Buscó entre los instrumentos de pesca, cogió el sedal con la sonda, montada según la costumbre del país: el huevecito de plomo unido con los anzuelos de fundición, cuyas puntas cortan como picos de gavilanes.

—Hemos llegado —dijo ella—. Aquí están las guaridas de los pulpos.
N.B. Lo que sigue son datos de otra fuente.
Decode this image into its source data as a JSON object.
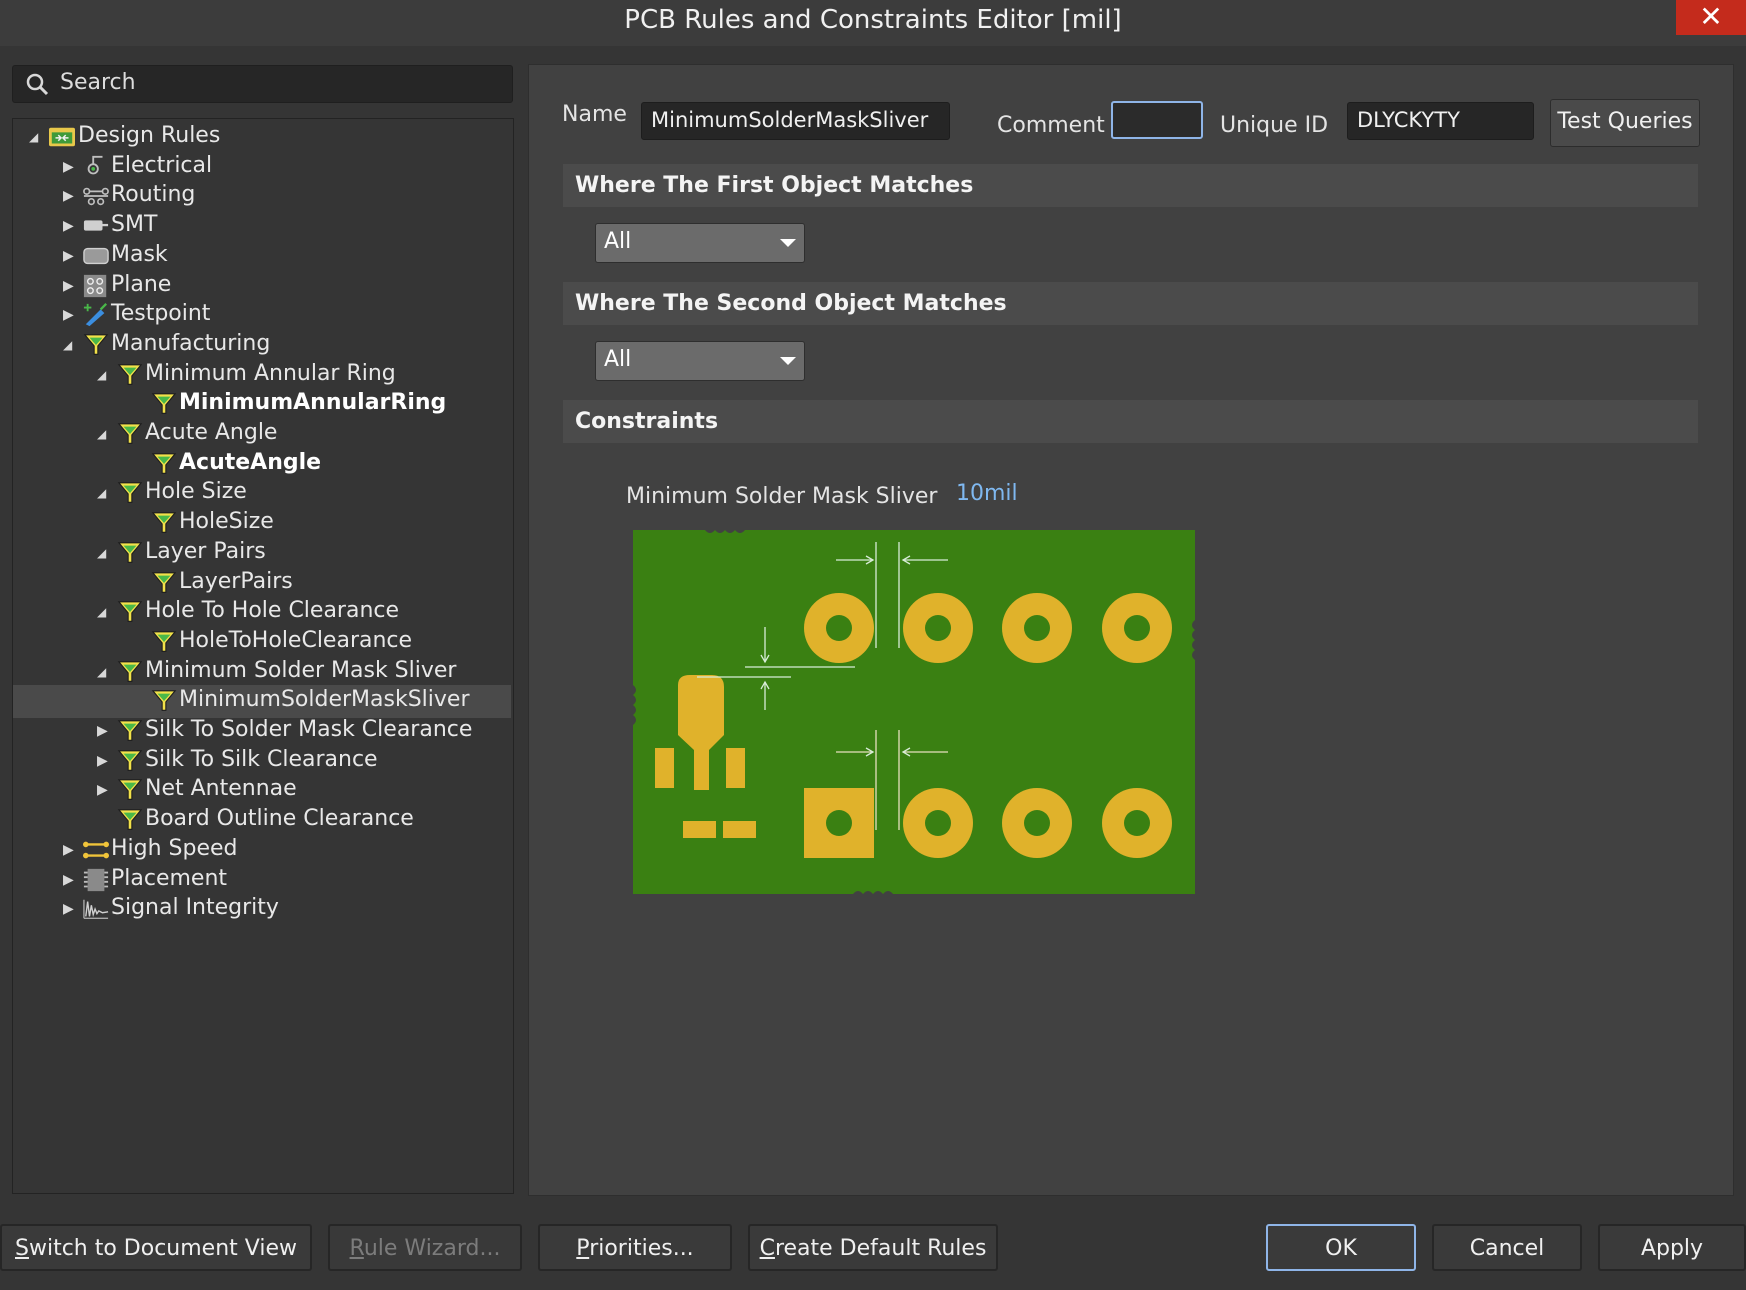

Me explicó cómo arrastraría el hilo y remaría, y cómo tenía que mirar yo por el cristal. Si hay rocas, tengo que prevenirla para que levante el hilo y evite que se enganche. Si veo un pulpo sobre la arena, le haré señas sin hablar. Hay que saber que el pulpo oye aunque no tenga orejas.

Sentose a horcajadas en el banco para preparar los anzuelos, y su falda dejó al descubierto los muslos. Puso trozos de jibia en los anzuelos. Se aseguró de que todo estaba bien y soltó la trampa en el mar.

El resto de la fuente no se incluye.